Je me suis interrompu un instant.
— Même lorsqu’elle dormait, elle cherchait ma main. Ensuite, elle fredonnait doucement le même air que celui que j’entendais au matin. Il n’y avait pas de paroles. Seulement quelques notes qui revenaient toujours. Pourtant, pour moi, cette mélodie valait plus que n’importe quelle phrase. C’était notre langue à nous.
Un léger froissement s’est fait entendre dans le couloir.
Les membres de sa famille avaient sans doute avancé jusqu’à la porte.
Mais ils ne pouvaient toujours pas distinguer mes paroles.

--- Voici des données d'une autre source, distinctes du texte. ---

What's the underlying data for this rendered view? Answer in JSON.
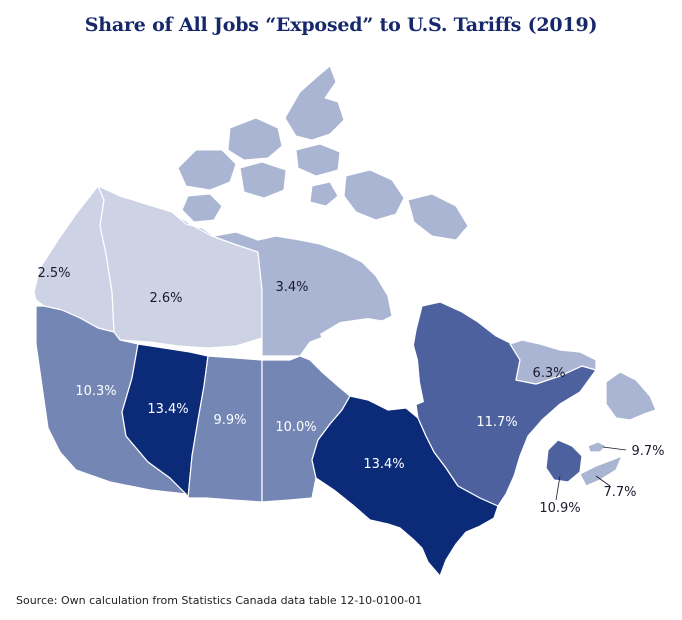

— Quand ma grand-mère est morte, ai-je poursuivi en sentant ma voix se briser, j’ai compris que je ne savais pas vivre sans quelqu’un qui m’attendait. Mes parents étaient presque toujours occupés. Mes amis d’école ont peu à peu pris des chemins différents. Le soir, je m’asseyais seul dans la cuisine vide et j’essayais de retrouver l’odeur de la cannelle, sa voix, la chaleur de sa main.
J’ai inspiré profondément.
— Avec le temps, tous ces souvenirs ont commencé à s’effacer. Alors je me suis fait une promesse : si un jour une personne avait besoin seulement d’entendre une voix auprès d’elle, je ne la laisserais jamais seule avec le silence.
Madeleine a rouvert les yeux.
Ils étaient remplis de larmes, mais la peur qui les habitait d’ordinaire semblait avoir presque disparu.
— C’est pour cela que je viens ici, ai-je murmuré. Pour que vous sachiez que vous n’êtes pas seule. Je resterai assis près de vous et je parlerai aussi longtemps qu’il le faudra. Jusqu’à ce que vous me demandiez vous-même de me taire. Parce que je sais combien il est terrifiant d’avoir l’impression de disparaître lentement, sans personne autour de soi pour entendre même son souffle.
Ses doigts se sont resserrés autour des miens.
Sa main fragile semblait avoir retrouvé une force inattendue.
Puis elle a soufflé :
— Merci de te souvenir encore de cette mélodie…
Je suis resté immobile.
Avant ce soir-là, je ne lui avais jamais parlé de ma grand-mère.
Je ne lui avais surtout jamais raconté cette mélodie.
Et pourtant, Madeleine venait de prononcer exactement les mots qu’elle seule ne pouvait pas connaître.
C’est alors que j’ai compris que, depuis longtemps, nous parlions tous les deux la même langue.
La langue des maisons vides.
La langue des soirées interminables.
La langue de ces mains qui nous avaient autrefois retenus dans ce monde, avant de disparaître.
Quelqu’un a étouffé un sanglot derrière la porte.
Je me suis retourné.
La porte s’est ouverte avec lenteur.
Julien se tenait dans l’embrasure.
Son visage était devenu très pâle et ses yeux étaient rouges.
À cet instant, il ne voyait plus en moi un jeune homme cherchant à s’emparer du logement d’une vieille femme.
Il voyait quelqu’un qui, autrefois, avait lui aussi passé des heures près du lit d’un être aimé en train de mourir, et qui refusait désormais de laisser une autre personne affronter la solitude dans ses derniers jours.
Il voyait celui qui était resté auprès de Madeleine pendant que sa propre famille trouvait des centaines de raisons de ne pas venir.
Julien a essayé de parler.
Mais j’ai posé un doigt sur mes lèvres.
— Pas maintenant, ai-je murmuré. Nous avons encore un peu de temps. Nous ne nous sommes pas encore tout raconté.
Il a lentement hoché la tête.
Puis il a reculé dans le couloir et a refermé la porte avec précaution.
J’ai entendu quelques mots échangés entre lui et sa cousine.
Cette fois, leurs voix ne portaient plus ni accusations ni colère.
Il n’y avait plus que de la confusion.
Et, me semblait-il, de la honte.
Je me suis tourné de nouveau vers Madeleine.
Puis, sans savoir pourquoi, j’ai commencé à fredonner tout bas la mélodie de mon enfance, celle que je croyais avoir oubliée depuis vingt ans.
Quelques secondes plus tard, elle l’a reprise d’une voix presque imperceptible.
Dans cette chambre à demi plongée dans l’ombre, deux êtres profondément seuls se sont alors mis à chanter ensemble.
À cet instant, personne ne pensait plus à l’appartement, au testament ou à l’argent.
Il ne restait que la chaleur humaine — celle qui peut disparaître en une seconde, mais qu’il faut parfois chercher durant toute une vie pour la retrouver.